Build - Easily build and package your projects with a single command.

Publish - Make your work known by publishing it to PyPI.

Track - Having an insight of your project’s dependencies is just one command away.

Dependency resolver - Poetry comes with an exhaustive dependency resolver, which will always find a solution if it exists.

Isolation - Poetry either uses your configured virtualenvs or creates its own to always be isolated from your system.

The last part is probably the most relevant here: poetry allows us to specify all dependencies in a text file (the pyproject.toml file). It then creates a python virtualenv with these specifications. This way, we will never have any clashes regarding different versions installed on different machines.

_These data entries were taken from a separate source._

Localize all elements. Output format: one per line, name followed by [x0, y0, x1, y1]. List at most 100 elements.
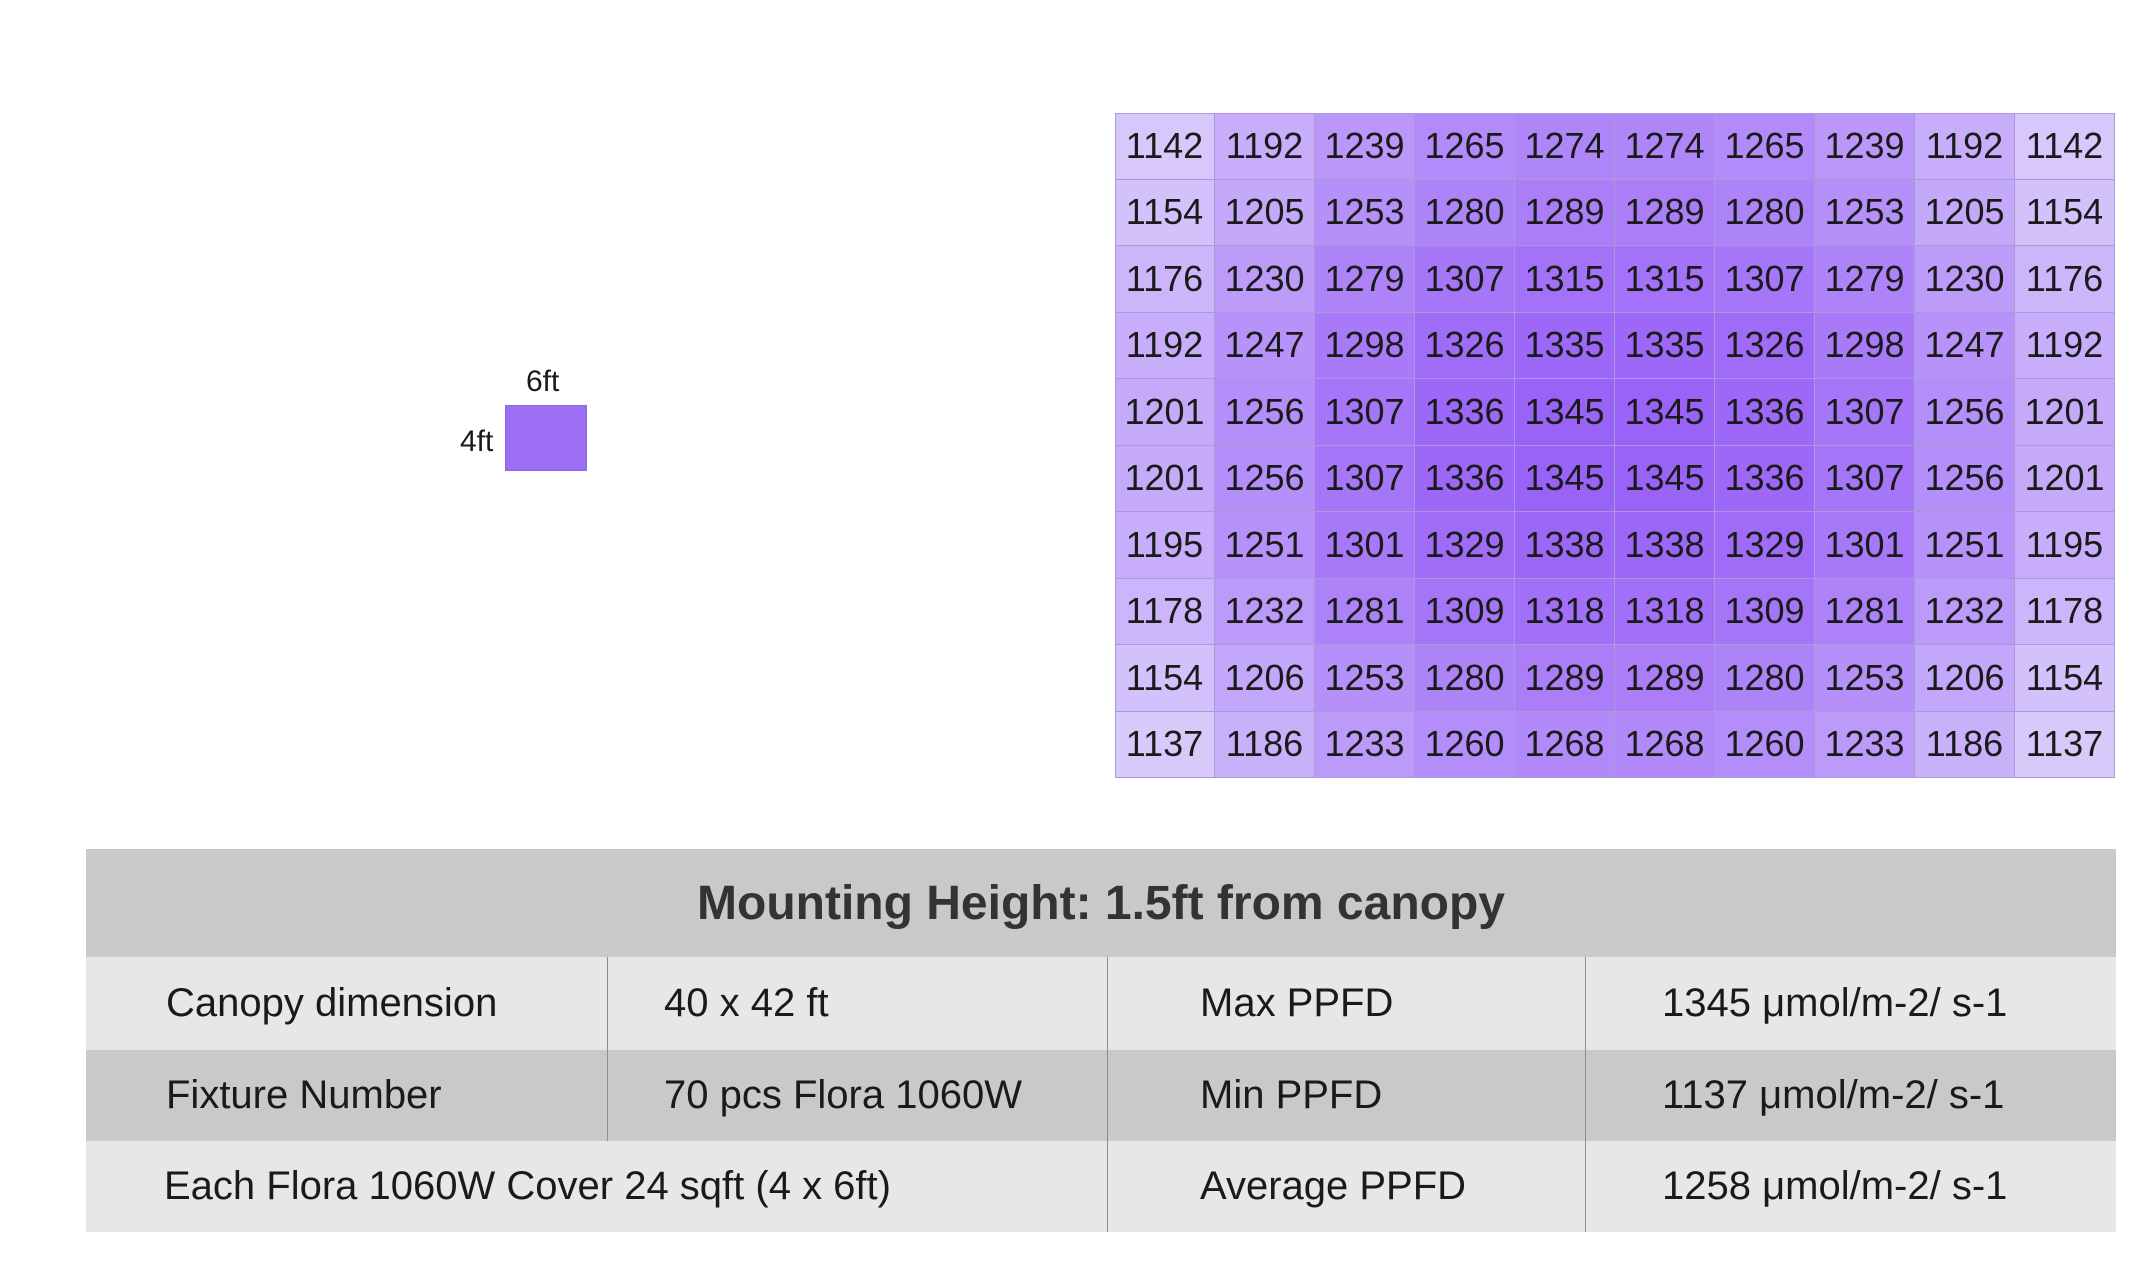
heatmap-cell: 1301	[1815, 512, 1915, 579]
heatmap-cell: 1253	[1315, 179, 1415, 246]
heatmap-cell: 1336	[1415, 445, 1515, 512]
heatmap-cell: 1265	[1715, 113, 1815, 180]
heatmap-cell: 1336	[1715, 445, 1815, 512]
fixture-number-value: 70 pcs Flora 1060W	[607, 1050, 1107, 1141]
heatmap-cell: 1142	[1115, 113, 1215, 180]
heatmap-cell: 1137	[2015, 711, 2115, 778]
coverage-text: Each Flora 1060W Cover 24 sqft (4 x 6ft)	[164, 1164, 891, 1208]
heatmap-cell: 1315	[1515, 246, 1615, 313]
ppfd-heatmap: 1142 1192 1239 1265 1274 1274 1265 1239 1192 1142…	[1115, 113, 2115, 778]
heatmap-cell: 1260	[1715, 711, 1815, 778]
heatmap-cell: 1256	[1215, 379, 1315, 446]
heatmap-cell: 1298	[1315, 312, 1415, 379]
heatmap-cell: 1280	[1715, 179, 1815, 246]
heatmap-cell: 1329	[1715, 512, 1815, 579]
heatmap-cell: 1176	[1115, 246, 1215, 313]
heatmap-cell: 1307	[1815, 445, 1915, 512]
heatmap-cell: 1307	[1415, 246, 1515, 313]
heatmap-cell: 1307	[1315, 379, 1415, 446]
fixture-width-label: 6ft	[526, 365, 560, 398]
heatmap-cell: 1336	[1715, 379, 1815, 446]
heatmap-cell: 1256	[1915, 379, 2015, 446]
heatmap-cell: 1307	[1315, 445, 1415, 512]
heatmap-cell: 1345	[1615, 379, 1715, 446]
heatmap-cell: 1281	[1315, 578, 1415, 645]
heatmap-cell: 1154	[2015, 645, 2115, 712]
heatmap-cell: 1251	[1915, 512, 2015, 579]
heatmap-cell: 1251	[1215, 512, 1315, 579]
heatmap-cell: 1280	[1415, 645, 1515, 712]
table-row: Canopy dimension 40 x 42 ft Max PPFD 134…	[86, 957, 2116, 1050]
heatmap-cell: 1201	[1115, 379, 1215, 446]
heatmap-cell: 1335	[1615, 312, 1715, 379]
heatmap-cell: 1201	[2015, 445, 2115, 512]
heatmap-cell: 1335	[1515, 312, 1615, 379]
heatmap-cell: 1309	[1715, 578, 1815, 645]
heatmap-cell: 1281	[1815, 578, 1915, 645]
heatmap-cell: 1336	[1415, 379, 1515, 446]
min-ppfd-value: 1137 μmol/m-2/ s-1	[1585, 1050, 2116, 1141]
heatmap-cell: 1289	[1515, 179, 1615, 246]
heatmap-cell: 1260	[1415, 711, 1515, 778]
heatmap-cell: 1289	[1515, 645, 1615, 712]
mounting-height-title: Mounting Height: 1.5ft from canopy	[86, 849, 2116, 957]
heatmap-cell: 1232	[1215, 578, 1315, 645]
heatmap-cell: 1205	[1215, 179, 1315, 246]
heatmap-cell: 1239	[1815, 113, 1915, 180]
heatmap-cell: 1279	[1315, 246, 1415, 313]
heatmap-cell: 1205	[1915, 179, 2015, 246]
heatmap-cell: 1253	[1815, 645, 1915, 712]
heatmap-cell: 1192	[1915, 113, 2015, 180]
heatmap-cell: 1268	[1615, 711, 1715, 778]
heatmap-cell: 1318	[1615, 578, 1715, 645]
fixture-rectangle	[505, 405, 587, 471]
heatmap-cell: 1309	[1415, 578, 1515, 645]
heatmap-cell: 1329	[1415, 512, 1515, 579]
heatmap-cell: 1274	[1615, 113, 1715, 180]
heatmap-cell: 1154	[2015, 179, 2115, 246]
heatmap-cell: 1345	[1515, 379, 1615, 446]
heatmap-cell: 1186	[1915, 711, 2015, 778]
heatmap-cell: 1154	[1115, 645, 1215, 712]
heatmap-cell: 1192	[1215, 113, 1315, 180]
heatmap-cell: 1345	[1515, 445, 1615, 512]
table-row: Each Flora 1060W Cover 24 sqft (4 x 6ft)…	[86, 1141, 2116, 1232]
heatmap-cell: 1230	[1215, 246, 1315, 313]
heatmap-cell: 1289	[1615, 645, 1715, 712]
heatmap-cell: 1247	[1215, 312, 1315, 379]
heatmap-cell: 1256	[1215, 445, 1315, 512]
heatmap-cell: 1233	[1815, 711, 1915, 778]
canopy-dimension-value: 40 x 42 ft	[607, 957, 1107, 1050]
heatmap-cell: 1280	[1715, 645, 1815, 712]
heatmap-cell: 1345	[1615, 445, 1715, 512]
heatmap-cell: 1307	[1815, 379, 1915, 446]
heatmap-cell: 1338	[1615, 512, 1715, 579]
heatmap-cell: 1265	[1415, 113, 1515, 180]
canopy-dimension-label: Canopy dimension	[166, 981, 498, 1025]
min-ppfd-label: Min PPFD	[1107, 1050, 1585, 1141]
max-ppfd-label: Max PPFD	[1107, 957, 1585, 1050]
heatmap-cell: 1318	[1515, 578, 1615, 645]
heatmap-cell: 1230	[1915, 246, 2015, 313]
heatmap-cell: 1338	[1515, 512, 1615, 579]
fixture-height-label: 4ft	[460, 425, 494, 458]
average-ppfd-label: Average PPFD	[1107, 1141, 1585, 1232]
heatmap-cell: 1253	[1315, 645, 1415, 712]
heatmap-cell: 1201	[1115, 445, 1215, 512]
heatmap-cell: 1326	[1415, 312, 1515, 379]
heatmap-cell: 1195	[1115, 512, 1215, 579]
fixture-number-label: Fixture Number	[166, 1073, 442, 1117]
average-ppfd-value: 1258 μmol/m-2/ s-1	[1585, 1141, 2116, 1232]
heatmap-cell: 1142	[2015, 113, 2115, 180]
heatmap-cell: 1256	[1915, 445, 2015, 512]
heatmap-cell: 1274	[1515, 113, 1615, 180]
heatmap-cell: 1192	[1115, 312, 1215, 379]
heatmap-cell: 1178	[1115, 578, 1215, 645]
heatmap-cell: 1176	[2015, 246, 2115, 313]
heatmap-cell: 1192	[2015, 312, 2115, 379]
heatmap-cell: 1301	[1315, 512, 1415, 579]
heatmap-cell: 1315	[1615, 246, 1715, 313]
heatmap-cell: 1154	[1115, 179, 1215, 246]
heatmap-cell: 1307	[1715, 246, 1815, 313]
heatmap-cell: 1280	[1415, 179, 1515, 246]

Installation of poetry is straight forward:

curl -sSL https://install.python-poetry.org | python3 -

The full installation manual is here. However, the command above should be enough.

To activate command completion in the terminal you have to run

poetry completions bash >> ~/.bash_completion

Running scripts

To run a script, use

poetry run python your_script.py

Installing dependencies that another user added to the .toml file

When another user added a dependency to the .toml file and pushed it via git, you can sync your own virtualenv by running

poetry install --sync

Adding packages to the .toml yourself

If you would like to add another package to the project, you can run

poetry add numpy

In this example I used numpy, which is already installed, but you get the point. You can always edit the pyproject.toml file manually; this might be handy if you want to have a specific version.

After adding a package to the project, to install it, you can run

poetry install

which should sort out all version conflicts and install the specified packages in the virtualenv.